HOME PRICE BUBBLE UNLIKELY IN LAS VEGAS
Las Vegas, NV (September 27, 2005) _ Housing market conditions in the Las Vegas area are positive,
meaning home price appreciation is expected to continue at a healthy rate, according to the Greater Las
Vegas Association of REALTORS®. A bubble in local housing prices is not likely, although the rate of price
growth should slow if local job market conditions unexpectedly weaken.
The median price of an existing home in Las Vegas has risen 88 percent over the last 3 years. There have
been 176,000 new jobs created in the past 5 years, compared with construction of 140,000 new single-
family homes.
These market fundamentals, combined with inventories of existing homes available for sale in Las Vegas,
mean there is solid demand from buyers in comparison with the supply of homes on the market.
Myrna Kingham , president of the Greater Las Vegas Association of REALTORS®, said the local housing
market fundamentals support future price gains.
Though home prices have risen faster than income in recent years, a more relevant measure is the
mortgage servicing cost relative to income, which has been well within historic norms.

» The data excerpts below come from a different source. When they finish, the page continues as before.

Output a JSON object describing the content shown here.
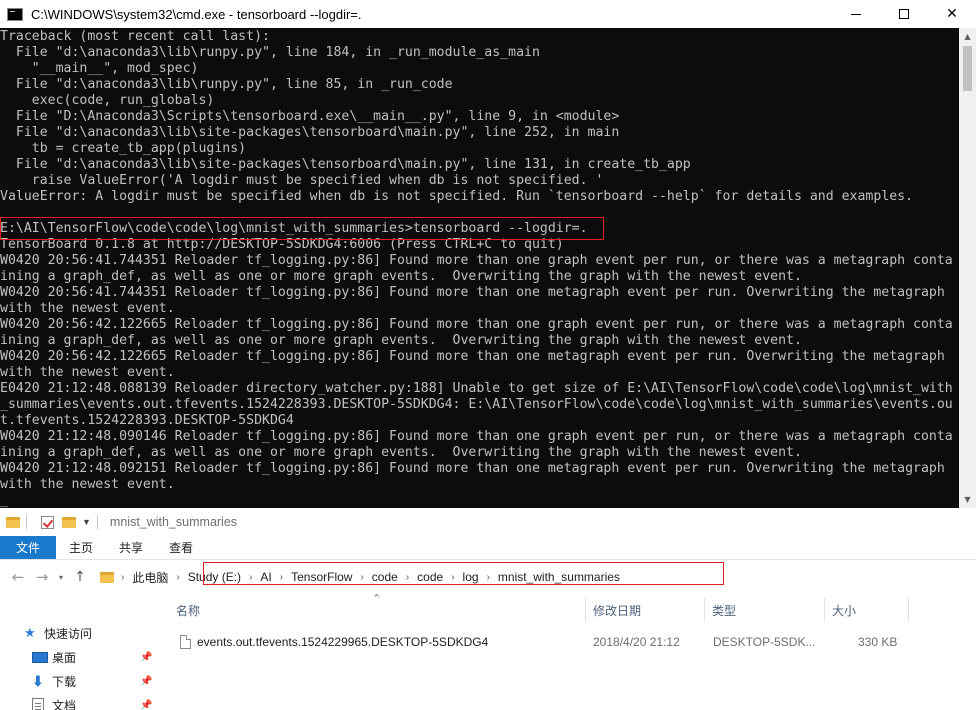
{
  "cmd": {
    "title": "C:\\WINDOWS\\system32\\cmd.exe - tensorboard  --logdir=.",
    "lines": [
      "Traceback (most recent call last):",
      "  File \"d:\\anaconda3\\lib\\runpy.py\", line 184, in _run_module_as_main",
      "    \"__main__\", mod_spec)",
      "  File \"d:\\anaconda3\\lib\\runpy.py\", line 85, in _run_code",
      "    exec(code, run_globals)",
      "  File \"D:\\Anaconda3\\Scripts\\tensorboard.exe\\__main__.py\", line 9, in <module>",
      "  File \"d:\\anaconda3\\lib\\site-packages\\tensorboard\\main.py\", line 252, in main",
      "    tb = create_tb_app(plugins)",
      "  File \"d:\\anaconda3\\lib\\site-packages\\tensorboard\\main.py\", line 131, in create_tb_app",
      "    raise ValueError('A logdir must be specified when db is not specified. '",
      "ValueError: A logdir must be specified when db is not specified. Run `tensorboard --help` for details and examples.",
      "",
      "E:\\AI\\TensorFlow\\code\\code\\log\\mnist_with_summaries>tensorboard --logdir=.",
      "TensorBoard 0.1.8 at http://DESKTOP-5SDKDG4:6006 (Press CTRL+C to quit)",
      "W0420 20:56:41.744351 Reloader tf_logging.py:86] Found more than one graph event per run, or there was a metagraph conta",
      "ining a graph_def, as well as one or more graph events.  Overwriting the graph with the newest event.",
      "W0420 20:56:41.744351 Reloader tf_logging.py:86] Found more than one metagraph event per run. Overwriting the metagraph",
      "with the newest event.",
      "W0420 20:56:42.122665 Reloader tf_logging.py:86] Found more than one graph event per run, or there was a metagraph conta",
      "ining a graph_def, as well as one or more graph events.  Overwriting the graph with the newest event.",
      "W0420 20:56:42.122665 Reloader tf_logging.py:86] Found more than one metagraph event per run. Overwriting the metagraph",
      "with the newest event.",
      "E0420 21:12:48.088139 Reloader directory_watcher.py:188] Unable to get size of E:\\AI\\TensorFlow\\code\\code\\log\\mnist_with",
      "_summaries\\events.out.tfevents.1524228393.DESKTOP-5SDKDG4: E:\\AI\\TensorFlow\\code\\code\\log\\mnist_with_summaries\\events.ou",
      "t.tfevents.1524228393.DESKTOP-5SDKDG4",
      "W0420 21:12:48.090146 Reloader tf_logging.py:86] Found more than one graph event per run, or there was a metagraph conta",
      "ining a graph_def, as well as one or more graph events.  Overwriting the graph with the newest event.",
      "W0420 21:12:48.092151 Reloader tf_logging.py:86] Found more than one metagraph event per run. Overwriting the metagraph",
      "with the newest event.",
      "_"
    ]
  },
  "explorer": {
    "qat_title": "mnist_with_summaries",
    "ribbon_tabs": [
      "文件",
      "主页",
      "共享",
      "查看"
    ],
    "breadcrumbs": [
      "此电脑",
      "Study (E:)",
      "AI",
      "TensorFlow",
      "code",
      "code",
      "log",
      "mnist_with_summaries"
    ],
    "nav": {
      "quick_access": "快速访问",
      "desktop": "桌面",
      "downloads": "下载",
      "documents": "文档"
    },
    "columns": {
      "name": "名称",
      "modified": "修改日期",
      "type": "类型",
      "size": "大小"
    },
    "files": [
      {
        "name": "events.out.tfevents.1524229965.DESKTOP-5SDKDG4",
        "modified": "2018/4/20 21:12",
        "type": "DESKTOP-5SDK...",
        "size": "330 KB"
      }
    ]
  }
}
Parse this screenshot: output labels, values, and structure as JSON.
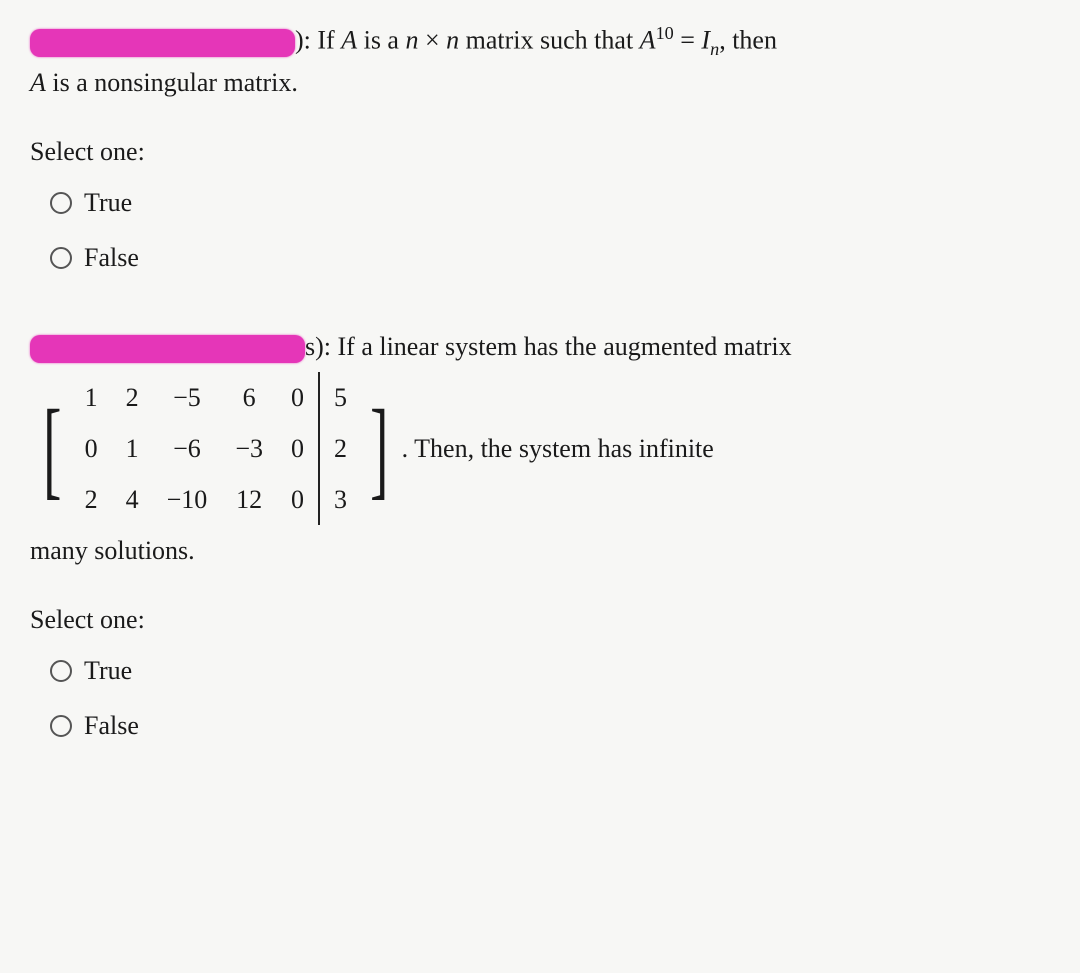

This implies no
widespread financial overstretching to purchase a home in the region.
In other words, the local housing market is on solid footing, Kingham said.
David Lereah, chief economist of the National Association of REALTORS® , recently said that the strongest
rates of home price growth tend to move geographically around the country. _In examining the hottest
markets for home price appreciation, we see a rolling boom moving from one metro area to another over
time, as well as a spillover effect into nearby areas with lower home prices,_ he said.
_That is spreading the wealth of housing returns, with a natural easing of appreciation in areas following a
period of extraordinary price growth. Even after slowing in a given area, prices typically have continued to
rise faster than historic norms,_ Lereah said.
Over the last four-and-a-half years of record home sales, no area of the United States that has experienced
a sustained period of double-digit price growth has later seen a price decline.